Is it normal to take 20-70 ms to predict on a sentence for Transformer?

Martin · August 28, 2021, 1:19am

I have a TF1.14 text classification problem, where each text is short since they are from social media. It uses a standard Transformer architecture from the Bert github:

In predictions, some text takes up to 70 ms, and most takes around 20 ms. I am running the predictions for each single example.

Is this normal for Bert’s prediction for a typical text classificsation?

Martin · August 28, 2021, 3:20am

Also, on the same machine, I run the same program on the same data, the time (average) spent on predictions differs quite a lot.

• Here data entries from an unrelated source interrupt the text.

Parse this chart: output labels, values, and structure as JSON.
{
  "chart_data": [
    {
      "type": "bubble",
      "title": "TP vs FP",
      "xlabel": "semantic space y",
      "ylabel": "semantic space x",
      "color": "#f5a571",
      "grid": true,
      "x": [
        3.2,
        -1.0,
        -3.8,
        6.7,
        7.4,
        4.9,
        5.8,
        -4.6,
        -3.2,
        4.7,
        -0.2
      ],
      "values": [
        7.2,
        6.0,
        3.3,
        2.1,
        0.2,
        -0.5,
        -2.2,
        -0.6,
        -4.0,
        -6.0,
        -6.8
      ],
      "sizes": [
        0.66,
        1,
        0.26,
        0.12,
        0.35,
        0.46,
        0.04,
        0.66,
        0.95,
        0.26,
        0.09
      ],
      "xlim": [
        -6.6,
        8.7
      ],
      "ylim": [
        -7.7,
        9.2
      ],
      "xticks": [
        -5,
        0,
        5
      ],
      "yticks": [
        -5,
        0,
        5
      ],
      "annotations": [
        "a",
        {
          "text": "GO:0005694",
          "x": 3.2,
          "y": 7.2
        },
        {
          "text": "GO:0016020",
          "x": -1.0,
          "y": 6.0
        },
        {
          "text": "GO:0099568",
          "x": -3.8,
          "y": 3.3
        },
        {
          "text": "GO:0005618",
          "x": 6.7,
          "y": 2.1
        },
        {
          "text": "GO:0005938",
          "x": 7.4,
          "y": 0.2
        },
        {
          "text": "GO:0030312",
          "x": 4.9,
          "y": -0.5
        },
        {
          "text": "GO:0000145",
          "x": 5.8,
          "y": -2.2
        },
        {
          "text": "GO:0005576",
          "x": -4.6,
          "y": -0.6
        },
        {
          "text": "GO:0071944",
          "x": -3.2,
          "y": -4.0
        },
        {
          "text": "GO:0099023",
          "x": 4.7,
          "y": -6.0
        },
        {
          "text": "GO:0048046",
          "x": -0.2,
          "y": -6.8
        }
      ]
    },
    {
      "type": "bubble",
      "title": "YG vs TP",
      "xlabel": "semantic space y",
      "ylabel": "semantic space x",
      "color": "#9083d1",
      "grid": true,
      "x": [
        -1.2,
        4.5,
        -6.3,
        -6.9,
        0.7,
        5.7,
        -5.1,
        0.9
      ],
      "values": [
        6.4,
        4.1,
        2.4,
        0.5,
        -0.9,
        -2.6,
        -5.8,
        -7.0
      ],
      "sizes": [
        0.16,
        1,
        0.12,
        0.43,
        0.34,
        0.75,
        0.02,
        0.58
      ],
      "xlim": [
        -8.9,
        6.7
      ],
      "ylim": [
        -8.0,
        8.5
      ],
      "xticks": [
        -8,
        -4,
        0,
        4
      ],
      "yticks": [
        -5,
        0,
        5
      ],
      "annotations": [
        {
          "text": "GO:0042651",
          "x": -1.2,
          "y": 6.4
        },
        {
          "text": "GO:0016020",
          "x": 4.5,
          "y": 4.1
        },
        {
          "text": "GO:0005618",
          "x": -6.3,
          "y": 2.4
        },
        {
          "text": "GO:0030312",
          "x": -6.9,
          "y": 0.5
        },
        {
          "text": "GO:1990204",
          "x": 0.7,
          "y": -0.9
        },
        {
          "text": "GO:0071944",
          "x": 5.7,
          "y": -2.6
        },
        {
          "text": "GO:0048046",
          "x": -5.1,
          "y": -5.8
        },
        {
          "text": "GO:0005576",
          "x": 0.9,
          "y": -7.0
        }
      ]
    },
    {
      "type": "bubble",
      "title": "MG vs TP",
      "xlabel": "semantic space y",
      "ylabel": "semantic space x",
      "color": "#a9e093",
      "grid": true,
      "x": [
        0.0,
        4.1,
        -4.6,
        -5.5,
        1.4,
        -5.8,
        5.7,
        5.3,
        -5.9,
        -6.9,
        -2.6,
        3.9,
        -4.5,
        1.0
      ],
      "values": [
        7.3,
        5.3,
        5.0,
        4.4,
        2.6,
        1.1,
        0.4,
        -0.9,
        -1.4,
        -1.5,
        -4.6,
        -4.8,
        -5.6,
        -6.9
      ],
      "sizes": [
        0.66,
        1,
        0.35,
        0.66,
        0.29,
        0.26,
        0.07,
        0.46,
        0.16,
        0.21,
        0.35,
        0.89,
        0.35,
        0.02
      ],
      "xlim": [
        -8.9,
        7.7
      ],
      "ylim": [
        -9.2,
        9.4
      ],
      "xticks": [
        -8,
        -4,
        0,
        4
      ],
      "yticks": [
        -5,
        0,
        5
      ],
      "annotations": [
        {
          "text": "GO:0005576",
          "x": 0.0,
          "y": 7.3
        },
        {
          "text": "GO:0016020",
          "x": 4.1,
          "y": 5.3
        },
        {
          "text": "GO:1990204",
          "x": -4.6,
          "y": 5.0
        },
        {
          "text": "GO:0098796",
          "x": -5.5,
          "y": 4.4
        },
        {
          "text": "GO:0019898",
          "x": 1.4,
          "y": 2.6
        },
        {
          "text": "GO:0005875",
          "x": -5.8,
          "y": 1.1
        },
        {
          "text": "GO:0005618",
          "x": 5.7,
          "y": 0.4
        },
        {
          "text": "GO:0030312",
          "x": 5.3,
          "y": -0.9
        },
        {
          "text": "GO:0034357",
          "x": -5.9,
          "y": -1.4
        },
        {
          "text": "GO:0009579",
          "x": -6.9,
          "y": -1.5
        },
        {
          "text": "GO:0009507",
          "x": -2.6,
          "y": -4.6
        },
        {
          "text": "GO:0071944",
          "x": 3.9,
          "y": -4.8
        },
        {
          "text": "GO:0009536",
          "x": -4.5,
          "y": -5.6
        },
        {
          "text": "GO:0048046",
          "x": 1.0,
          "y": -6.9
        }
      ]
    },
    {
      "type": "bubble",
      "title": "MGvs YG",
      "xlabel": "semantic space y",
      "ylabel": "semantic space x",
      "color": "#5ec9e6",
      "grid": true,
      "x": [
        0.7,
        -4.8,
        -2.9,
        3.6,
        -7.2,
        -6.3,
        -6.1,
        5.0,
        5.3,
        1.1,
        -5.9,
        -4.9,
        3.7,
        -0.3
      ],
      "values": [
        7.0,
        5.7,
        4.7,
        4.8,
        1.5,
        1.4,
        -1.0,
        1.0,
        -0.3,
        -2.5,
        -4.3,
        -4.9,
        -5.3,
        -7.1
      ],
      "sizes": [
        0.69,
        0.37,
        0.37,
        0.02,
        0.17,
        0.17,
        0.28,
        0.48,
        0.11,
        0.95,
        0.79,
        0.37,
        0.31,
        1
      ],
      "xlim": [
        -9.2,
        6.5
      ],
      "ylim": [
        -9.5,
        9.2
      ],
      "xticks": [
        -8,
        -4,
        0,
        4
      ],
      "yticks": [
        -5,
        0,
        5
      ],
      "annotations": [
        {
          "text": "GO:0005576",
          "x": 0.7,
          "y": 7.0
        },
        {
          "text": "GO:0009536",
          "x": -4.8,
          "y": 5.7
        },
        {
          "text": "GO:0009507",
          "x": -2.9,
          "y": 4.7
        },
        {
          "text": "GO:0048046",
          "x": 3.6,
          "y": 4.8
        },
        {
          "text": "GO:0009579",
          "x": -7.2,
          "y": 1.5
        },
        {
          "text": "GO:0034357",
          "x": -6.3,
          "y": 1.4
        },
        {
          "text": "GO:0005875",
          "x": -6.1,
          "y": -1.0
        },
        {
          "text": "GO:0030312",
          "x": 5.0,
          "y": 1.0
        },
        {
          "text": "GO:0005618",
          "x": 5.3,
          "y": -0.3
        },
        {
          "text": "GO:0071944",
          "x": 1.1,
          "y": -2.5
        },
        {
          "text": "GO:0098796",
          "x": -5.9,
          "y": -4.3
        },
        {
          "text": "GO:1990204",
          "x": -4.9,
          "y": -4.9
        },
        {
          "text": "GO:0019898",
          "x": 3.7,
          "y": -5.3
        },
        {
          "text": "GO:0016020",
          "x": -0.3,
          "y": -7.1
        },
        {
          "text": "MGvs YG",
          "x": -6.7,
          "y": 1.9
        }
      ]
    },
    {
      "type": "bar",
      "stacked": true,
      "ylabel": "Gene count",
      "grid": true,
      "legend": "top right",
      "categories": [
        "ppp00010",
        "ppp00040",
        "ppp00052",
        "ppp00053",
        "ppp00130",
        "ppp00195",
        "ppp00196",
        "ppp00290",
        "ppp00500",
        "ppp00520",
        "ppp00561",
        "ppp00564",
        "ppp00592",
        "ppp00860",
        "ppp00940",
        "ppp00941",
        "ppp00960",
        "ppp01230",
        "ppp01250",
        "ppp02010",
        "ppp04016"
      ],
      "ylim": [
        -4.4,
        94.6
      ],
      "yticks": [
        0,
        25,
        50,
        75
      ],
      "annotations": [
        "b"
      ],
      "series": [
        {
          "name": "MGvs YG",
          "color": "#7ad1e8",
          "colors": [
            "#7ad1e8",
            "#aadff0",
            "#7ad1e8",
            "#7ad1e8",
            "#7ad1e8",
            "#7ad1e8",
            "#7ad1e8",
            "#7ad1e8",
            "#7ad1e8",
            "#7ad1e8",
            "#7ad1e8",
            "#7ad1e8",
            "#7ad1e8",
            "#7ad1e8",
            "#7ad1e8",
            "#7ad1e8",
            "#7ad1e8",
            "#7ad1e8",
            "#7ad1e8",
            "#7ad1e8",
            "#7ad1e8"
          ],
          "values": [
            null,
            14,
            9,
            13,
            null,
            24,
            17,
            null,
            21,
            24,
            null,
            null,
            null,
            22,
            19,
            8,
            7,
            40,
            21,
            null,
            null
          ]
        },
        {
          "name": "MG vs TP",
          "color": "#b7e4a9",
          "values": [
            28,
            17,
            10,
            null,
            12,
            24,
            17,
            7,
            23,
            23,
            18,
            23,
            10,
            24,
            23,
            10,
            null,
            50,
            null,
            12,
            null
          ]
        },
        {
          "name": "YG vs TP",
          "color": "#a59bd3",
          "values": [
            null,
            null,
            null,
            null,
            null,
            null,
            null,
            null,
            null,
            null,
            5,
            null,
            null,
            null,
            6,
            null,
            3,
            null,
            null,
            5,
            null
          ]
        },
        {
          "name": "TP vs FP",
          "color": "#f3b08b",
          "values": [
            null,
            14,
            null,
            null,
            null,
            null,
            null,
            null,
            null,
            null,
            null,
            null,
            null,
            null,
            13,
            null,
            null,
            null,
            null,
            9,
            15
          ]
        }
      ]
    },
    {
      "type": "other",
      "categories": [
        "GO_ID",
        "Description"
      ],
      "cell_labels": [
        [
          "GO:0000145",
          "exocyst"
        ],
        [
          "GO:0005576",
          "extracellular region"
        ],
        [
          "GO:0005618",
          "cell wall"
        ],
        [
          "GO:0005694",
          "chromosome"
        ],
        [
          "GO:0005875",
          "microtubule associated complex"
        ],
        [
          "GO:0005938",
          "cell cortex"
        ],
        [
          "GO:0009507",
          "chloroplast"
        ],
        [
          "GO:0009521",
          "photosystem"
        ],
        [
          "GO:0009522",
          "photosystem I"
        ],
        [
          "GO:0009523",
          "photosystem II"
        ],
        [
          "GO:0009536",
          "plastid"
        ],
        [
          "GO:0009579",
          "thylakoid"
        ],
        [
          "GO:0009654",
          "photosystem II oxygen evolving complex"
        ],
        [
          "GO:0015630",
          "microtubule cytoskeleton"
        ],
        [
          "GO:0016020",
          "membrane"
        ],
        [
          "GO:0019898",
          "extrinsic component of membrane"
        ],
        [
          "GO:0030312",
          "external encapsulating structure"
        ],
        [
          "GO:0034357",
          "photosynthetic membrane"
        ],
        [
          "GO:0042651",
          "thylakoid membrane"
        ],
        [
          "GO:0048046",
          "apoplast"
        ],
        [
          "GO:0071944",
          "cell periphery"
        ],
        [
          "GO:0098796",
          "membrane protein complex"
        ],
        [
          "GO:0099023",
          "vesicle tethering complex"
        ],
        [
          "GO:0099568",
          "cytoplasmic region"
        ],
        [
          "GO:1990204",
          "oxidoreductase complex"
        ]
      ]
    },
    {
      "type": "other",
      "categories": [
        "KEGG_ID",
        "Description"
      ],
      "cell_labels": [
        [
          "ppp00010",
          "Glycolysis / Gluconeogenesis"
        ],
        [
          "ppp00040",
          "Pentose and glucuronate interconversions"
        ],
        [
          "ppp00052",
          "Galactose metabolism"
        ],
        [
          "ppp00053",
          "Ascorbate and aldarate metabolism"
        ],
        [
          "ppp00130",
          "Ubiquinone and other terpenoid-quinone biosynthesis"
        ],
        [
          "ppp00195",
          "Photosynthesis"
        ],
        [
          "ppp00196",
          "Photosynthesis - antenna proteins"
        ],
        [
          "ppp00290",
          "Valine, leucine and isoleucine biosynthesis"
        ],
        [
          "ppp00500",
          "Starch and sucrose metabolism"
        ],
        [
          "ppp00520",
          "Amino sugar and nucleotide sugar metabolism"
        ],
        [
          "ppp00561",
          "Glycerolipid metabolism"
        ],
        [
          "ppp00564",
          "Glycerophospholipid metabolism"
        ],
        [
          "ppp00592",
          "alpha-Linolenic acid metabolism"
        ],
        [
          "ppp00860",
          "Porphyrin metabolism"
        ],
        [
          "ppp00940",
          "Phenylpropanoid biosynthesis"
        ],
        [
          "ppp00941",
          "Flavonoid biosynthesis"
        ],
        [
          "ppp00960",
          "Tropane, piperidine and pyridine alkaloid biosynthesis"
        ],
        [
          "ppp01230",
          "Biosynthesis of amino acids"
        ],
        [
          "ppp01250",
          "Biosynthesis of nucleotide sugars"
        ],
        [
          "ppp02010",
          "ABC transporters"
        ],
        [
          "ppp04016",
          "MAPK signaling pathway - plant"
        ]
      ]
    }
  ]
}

lgusm · August 29, 2021, 1:26am

Hi Martin,

This is a very hard question to answer. There’re many BERT models with very different sizes and complexity and this affects how fast the model can do inference. Also the machine in which you are running inference impacts the time. Do you have a gpu to help? Which one?
So it’s not easy to answer that.

What I’d do to try to optimize the process is try the newest version of TF and BERT models.
You can try a more modern BERT model following this guide: Making BERT Easier with Preprocessing Models From TensorFlow Hub — The TensorFlow Blog

if the timing is to high, you can try a smaller BERT and still keep a high accuracy.

Martin · August 29, 2021, 4:52pm

Igusm, thanks for the info. I do have GPU on servers, but in development I prefer to running models on my Mac with CPU only for a small set of data. Do you have suggestions on how to use cpu/gpu in development stage?

Another thing I noticed related to my question above is that, when I run the models on the same machine with the same data, the time could be significantly different. On one run, each prediction may take 30 or 40 ms on average, and another run it may take 20 ms. Also, for similar text length, one prediction’s time differ quite a lot from another prediction. It seems the prediction’s times are unstable. Is this normal?

lgusm · August 30, 2021, 10:44am

It shouldn’t be unstable but it’s a complicated metric. There are a lot of moving pieces when running the model on cpu.

One suggestion to help you is maybe use Google Colab. It gives you free GPU and that helps a lot.